I woke up with a soft kiss on my cheeks as Sean said goodbye before he headed to the airport. I tried my best to fall asleep but sleep eluded me. I was dreading the day. It is ironical that I dread March 2nd since it was a day of excitement and happiness in my life for many years. It is baba’s birthday.
Today was a day of deep breaths and a lot of blinking. As I drove to the gym, I felt my chest constrict with pain. I tried to breathe in, hold it and exhale slowly. No matter how much I tried to focus on the happy memories, all I could think about was the last few days of his struggle and my utter helplessness.
A few friends still remembered him. They wrote on his Facebook page. Khushi wrote too. She said she missed him so much. She hopes both of them are blessing her from heaven. I also read a passage from A.A Milne’s Winnie the Pooh where Pooh is having a very Difficult day and Piglet asks him if he wants to talk about it.

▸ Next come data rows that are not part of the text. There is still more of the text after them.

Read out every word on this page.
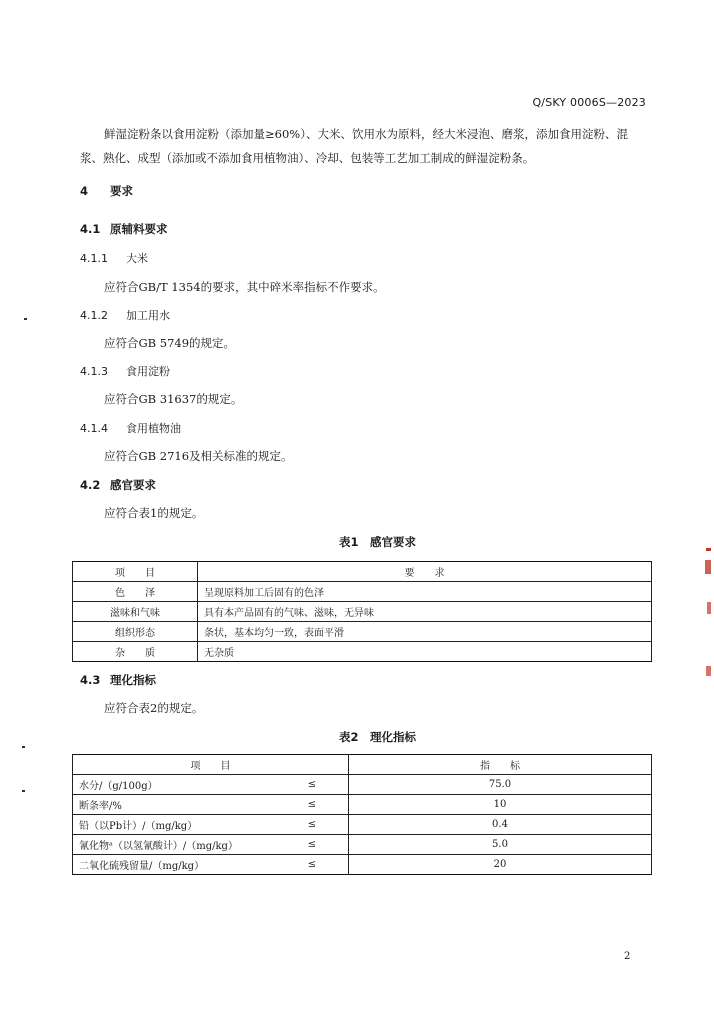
Q/SKY 0006S—2023
鲜湿淀粉条以食用淀粉（添加量≥60%）、大米、饮用水为原料，经大米浸泡、磨浆，添加食用淀粉、混浆、熟化、成型（添加或不添加食用植物油）、冷却、包装等工艺加工制成的鲜湿淀粉条。
4 要求
4.1 原辅料要求
4.1.1 大米
应符合GB/T 1354的要求，其中碎米率指标不作要求。
4.1.2 加工用水
应符合GB 5749的规定。
4.1.3 食用淀粉
应符合GB 31637的规定。
4.1.4 食用植物油
应符合GB 2716及相关标准的规定。
4.2 感官要求
应符合表1的规定。
表1　感官要求
项　　目	要　　求
色　　泽	呈现原料加工后固有的色泽
滋味和气味	具有本产品固有的气味、滋味，无异味
组织形态	条状，基本均匀一致，表面平滑
杂　　质	无杂质
4.3 理化指标
应符合表2的规定。
表2　理化指标
项　　目		指　　标
水分/（g/100g）	≤	75.0
断条率/%	≤	10
铅（以Pb计）/（mg/kg）	≤	0.4
氰化物ᵃ（以氢氰酸计）/（mg/kg）	≤	5.0
二氧化硫残留量/（mg/kg）	≤	20
2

Pooh doesn’t want to talk. So Piglet just sits with him. When someone is having a very Difficult day, it is wonderful to just sit with them. Perhaps that is what friendship is all about. I needed a Piglet.
I had a very Difficult day but I went about my life – gym, work, dinner, without Piglet. I got through it. Today brought back glimpses of the very painful place I was in. I am certainly getting out of it and I am sure tomorrow will be better and as years go by birthdays will hurt less. Grief is like the waves – it ebbs and flows.